The judge relying on reported judgments said that injury on a witness is only an indication of his presence at the spot but not proof of his credibility and truthfulness. The motive sketched by prosecution was that the petitioner harassed Khadija and upon her refusal, he became infuriated and attacked her. However, the injured admitted during cross examination that she wrote a letter of 4 pages to petitioner proposing him for marriage and mentioned “qabool hai qabool hai qabool hai”. It was also admitted that she never complained against the petitioner for any misconduct or harassment to her college’s administration or police or even to her parents. The injured confessed that she had different friends with whom she had photographs, in or outside her college, including the petitioner. The motive set up by the prosecution was therefore redundant.
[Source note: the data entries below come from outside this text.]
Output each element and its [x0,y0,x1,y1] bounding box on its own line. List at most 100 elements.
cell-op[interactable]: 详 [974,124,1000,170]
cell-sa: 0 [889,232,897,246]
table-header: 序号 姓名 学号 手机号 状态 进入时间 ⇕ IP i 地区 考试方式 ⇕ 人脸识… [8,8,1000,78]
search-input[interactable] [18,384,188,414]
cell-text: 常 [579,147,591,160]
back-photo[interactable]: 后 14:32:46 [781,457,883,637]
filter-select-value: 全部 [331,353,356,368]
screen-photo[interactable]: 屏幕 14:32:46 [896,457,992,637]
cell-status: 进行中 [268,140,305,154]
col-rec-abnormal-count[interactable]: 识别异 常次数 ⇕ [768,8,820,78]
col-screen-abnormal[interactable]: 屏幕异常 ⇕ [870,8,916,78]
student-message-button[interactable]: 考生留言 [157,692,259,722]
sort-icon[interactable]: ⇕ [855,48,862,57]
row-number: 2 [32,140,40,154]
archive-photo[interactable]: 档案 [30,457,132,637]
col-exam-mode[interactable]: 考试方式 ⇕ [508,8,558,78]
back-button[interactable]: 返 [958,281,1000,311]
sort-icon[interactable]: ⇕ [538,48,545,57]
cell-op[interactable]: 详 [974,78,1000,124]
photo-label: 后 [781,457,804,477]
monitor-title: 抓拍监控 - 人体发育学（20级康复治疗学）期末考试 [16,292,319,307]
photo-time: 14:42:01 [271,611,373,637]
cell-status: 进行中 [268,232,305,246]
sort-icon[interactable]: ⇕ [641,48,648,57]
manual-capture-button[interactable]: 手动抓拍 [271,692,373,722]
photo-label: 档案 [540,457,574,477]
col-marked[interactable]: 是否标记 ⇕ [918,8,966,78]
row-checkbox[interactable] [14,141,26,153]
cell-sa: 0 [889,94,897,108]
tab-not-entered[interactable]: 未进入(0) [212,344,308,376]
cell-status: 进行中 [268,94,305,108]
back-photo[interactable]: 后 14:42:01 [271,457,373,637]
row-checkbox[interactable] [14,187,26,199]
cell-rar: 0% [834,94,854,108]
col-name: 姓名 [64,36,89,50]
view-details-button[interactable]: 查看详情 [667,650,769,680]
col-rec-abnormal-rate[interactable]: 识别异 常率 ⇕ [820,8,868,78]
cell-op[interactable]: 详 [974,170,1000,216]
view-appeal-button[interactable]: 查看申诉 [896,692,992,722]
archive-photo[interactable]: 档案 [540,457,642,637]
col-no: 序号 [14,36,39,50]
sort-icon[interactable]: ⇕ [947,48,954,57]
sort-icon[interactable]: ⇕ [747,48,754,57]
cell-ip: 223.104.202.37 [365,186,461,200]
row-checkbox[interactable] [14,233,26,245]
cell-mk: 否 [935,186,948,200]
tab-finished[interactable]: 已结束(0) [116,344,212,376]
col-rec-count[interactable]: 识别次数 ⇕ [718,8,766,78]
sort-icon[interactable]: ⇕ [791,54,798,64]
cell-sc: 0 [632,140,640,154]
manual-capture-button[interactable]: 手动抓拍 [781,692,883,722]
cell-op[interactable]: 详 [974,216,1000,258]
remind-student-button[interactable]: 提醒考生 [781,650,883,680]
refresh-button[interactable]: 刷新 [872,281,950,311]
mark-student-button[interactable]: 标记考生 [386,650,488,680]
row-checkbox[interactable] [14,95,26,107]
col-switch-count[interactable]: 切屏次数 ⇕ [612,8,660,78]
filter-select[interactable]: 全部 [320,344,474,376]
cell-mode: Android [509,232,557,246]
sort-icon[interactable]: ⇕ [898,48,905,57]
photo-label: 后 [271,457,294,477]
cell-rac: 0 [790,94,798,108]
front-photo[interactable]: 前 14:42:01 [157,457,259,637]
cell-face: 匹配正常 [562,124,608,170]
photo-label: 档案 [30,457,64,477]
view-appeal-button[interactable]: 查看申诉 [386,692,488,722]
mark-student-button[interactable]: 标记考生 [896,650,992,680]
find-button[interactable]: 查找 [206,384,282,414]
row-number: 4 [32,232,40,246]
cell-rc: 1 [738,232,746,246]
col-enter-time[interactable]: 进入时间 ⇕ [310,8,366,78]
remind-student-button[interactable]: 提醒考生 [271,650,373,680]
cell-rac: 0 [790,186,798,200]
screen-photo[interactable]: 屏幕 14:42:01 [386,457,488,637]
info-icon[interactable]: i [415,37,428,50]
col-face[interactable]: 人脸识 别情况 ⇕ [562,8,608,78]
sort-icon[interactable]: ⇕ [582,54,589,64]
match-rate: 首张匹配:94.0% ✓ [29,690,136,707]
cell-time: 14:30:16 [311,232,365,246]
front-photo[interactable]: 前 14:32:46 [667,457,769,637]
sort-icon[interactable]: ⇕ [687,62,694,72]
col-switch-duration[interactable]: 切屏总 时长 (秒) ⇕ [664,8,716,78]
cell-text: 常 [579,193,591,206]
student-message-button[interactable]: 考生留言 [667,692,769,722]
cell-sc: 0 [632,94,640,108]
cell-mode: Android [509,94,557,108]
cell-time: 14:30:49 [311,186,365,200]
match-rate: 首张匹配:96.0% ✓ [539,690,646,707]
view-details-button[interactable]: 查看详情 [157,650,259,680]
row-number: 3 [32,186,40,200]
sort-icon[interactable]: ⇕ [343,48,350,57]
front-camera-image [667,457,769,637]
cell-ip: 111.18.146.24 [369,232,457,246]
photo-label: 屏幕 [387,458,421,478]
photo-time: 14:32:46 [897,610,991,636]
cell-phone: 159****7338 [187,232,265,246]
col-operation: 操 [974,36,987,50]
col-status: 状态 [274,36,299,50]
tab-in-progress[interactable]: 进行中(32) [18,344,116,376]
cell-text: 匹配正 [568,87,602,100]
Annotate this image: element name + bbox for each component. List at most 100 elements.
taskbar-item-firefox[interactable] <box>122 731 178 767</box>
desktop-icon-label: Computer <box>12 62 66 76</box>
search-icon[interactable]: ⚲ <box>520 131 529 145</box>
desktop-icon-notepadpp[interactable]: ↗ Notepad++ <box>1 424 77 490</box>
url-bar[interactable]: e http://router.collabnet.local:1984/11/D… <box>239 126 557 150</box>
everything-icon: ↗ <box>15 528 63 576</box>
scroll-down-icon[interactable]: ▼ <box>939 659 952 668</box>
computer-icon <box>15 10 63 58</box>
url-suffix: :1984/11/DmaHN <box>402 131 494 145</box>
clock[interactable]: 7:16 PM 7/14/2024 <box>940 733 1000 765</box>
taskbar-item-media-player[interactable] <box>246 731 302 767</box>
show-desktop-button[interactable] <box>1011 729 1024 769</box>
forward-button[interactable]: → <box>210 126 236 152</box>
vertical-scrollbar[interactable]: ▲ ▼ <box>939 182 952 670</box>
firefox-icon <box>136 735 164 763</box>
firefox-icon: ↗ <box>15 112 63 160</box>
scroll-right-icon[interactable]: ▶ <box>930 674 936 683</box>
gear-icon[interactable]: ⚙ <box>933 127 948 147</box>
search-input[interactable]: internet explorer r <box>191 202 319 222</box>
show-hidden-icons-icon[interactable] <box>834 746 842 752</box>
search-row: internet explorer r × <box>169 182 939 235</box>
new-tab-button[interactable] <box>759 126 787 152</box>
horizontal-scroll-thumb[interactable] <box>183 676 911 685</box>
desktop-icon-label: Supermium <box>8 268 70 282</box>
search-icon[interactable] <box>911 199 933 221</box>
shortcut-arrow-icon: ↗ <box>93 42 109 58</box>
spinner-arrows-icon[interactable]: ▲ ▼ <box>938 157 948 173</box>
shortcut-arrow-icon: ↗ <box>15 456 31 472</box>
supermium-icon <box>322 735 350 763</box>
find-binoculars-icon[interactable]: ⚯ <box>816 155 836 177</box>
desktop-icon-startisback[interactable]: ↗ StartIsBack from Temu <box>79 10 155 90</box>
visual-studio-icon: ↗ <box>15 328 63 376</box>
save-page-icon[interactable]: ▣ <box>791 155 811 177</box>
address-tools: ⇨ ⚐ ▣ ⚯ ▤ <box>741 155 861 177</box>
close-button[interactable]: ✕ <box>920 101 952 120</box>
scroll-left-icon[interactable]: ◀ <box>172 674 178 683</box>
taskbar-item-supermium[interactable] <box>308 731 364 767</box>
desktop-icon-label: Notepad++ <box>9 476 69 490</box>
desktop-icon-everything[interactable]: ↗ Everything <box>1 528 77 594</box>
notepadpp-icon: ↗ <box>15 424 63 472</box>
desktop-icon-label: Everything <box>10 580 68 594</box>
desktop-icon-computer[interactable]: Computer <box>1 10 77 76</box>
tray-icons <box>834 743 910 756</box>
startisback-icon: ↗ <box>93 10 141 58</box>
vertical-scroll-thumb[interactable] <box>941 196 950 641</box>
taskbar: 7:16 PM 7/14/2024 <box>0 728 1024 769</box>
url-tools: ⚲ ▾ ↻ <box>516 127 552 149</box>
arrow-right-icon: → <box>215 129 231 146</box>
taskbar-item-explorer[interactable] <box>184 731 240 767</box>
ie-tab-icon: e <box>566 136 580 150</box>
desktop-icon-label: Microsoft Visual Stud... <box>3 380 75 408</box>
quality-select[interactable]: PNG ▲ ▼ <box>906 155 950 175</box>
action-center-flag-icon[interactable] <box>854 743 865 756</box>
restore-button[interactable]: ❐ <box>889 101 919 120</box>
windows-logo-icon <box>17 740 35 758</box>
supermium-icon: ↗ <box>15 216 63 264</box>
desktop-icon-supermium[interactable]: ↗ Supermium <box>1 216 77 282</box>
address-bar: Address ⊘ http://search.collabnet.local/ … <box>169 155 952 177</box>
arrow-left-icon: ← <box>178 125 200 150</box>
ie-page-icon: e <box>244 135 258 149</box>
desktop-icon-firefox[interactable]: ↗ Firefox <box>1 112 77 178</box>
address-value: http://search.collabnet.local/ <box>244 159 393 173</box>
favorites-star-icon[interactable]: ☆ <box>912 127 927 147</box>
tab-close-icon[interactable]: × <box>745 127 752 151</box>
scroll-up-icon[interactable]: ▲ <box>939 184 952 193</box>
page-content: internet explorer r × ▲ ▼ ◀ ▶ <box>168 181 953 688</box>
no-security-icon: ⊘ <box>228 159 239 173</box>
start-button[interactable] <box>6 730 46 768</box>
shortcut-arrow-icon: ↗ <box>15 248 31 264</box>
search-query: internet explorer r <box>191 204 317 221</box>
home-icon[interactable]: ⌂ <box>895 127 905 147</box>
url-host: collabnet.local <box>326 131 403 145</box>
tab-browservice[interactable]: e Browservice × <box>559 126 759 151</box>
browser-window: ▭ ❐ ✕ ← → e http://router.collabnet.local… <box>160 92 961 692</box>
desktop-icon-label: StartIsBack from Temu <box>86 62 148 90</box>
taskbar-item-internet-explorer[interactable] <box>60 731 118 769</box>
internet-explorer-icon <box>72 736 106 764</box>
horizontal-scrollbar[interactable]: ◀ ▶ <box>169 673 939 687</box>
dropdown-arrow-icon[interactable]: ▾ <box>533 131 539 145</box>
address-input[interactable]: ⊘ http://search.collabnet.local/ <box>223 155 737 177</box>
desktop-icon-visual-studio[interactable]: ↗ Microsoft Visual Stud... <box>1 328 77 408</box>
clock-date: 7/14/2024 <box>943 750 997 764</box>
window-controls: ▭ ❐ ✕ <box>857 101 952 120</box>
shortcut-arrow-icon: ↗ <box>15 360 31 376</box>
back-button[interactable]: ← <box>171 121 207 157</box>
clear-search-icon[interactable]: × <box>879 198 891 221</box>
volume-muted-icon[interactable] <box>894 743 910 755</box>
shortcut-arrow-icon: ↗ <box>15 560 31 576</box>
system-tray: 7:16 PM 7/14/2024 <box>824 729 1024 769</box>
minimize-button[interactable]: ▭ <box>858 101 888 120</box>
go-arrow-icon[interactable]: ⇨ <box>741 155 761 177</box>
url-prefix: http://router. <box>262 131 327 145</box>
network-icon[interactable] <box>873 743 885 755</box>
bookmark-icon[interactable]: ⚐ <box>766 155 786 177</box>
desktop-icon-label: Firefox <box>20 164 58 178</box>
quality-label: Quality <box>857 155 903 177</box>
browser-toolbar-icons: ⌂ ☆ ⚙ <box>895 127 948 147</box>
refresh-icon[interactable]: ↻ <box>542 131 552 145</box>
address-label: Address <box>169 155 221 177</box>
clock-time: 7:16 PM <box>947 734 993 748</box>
The court stated that since the victim herself was bearing witness, she could not be believed in the circumstances of the case. This had escaped the notice of both the courts below, resulting in a miscarriage of justice. Therefore, the court decided that the prosecution had failed to establish the charges it had brought against the appellant, beyond reasonable doubt. Resultantly, the Criminal Revision No. 194537 of 2018 was allowed. The petitioner was acquitted of all charges. The accused was in judicial custody and was later released. Whereas, criminal Revision No. 198776 of 2018 filed by complainant for enhancement of sentence was dismissed.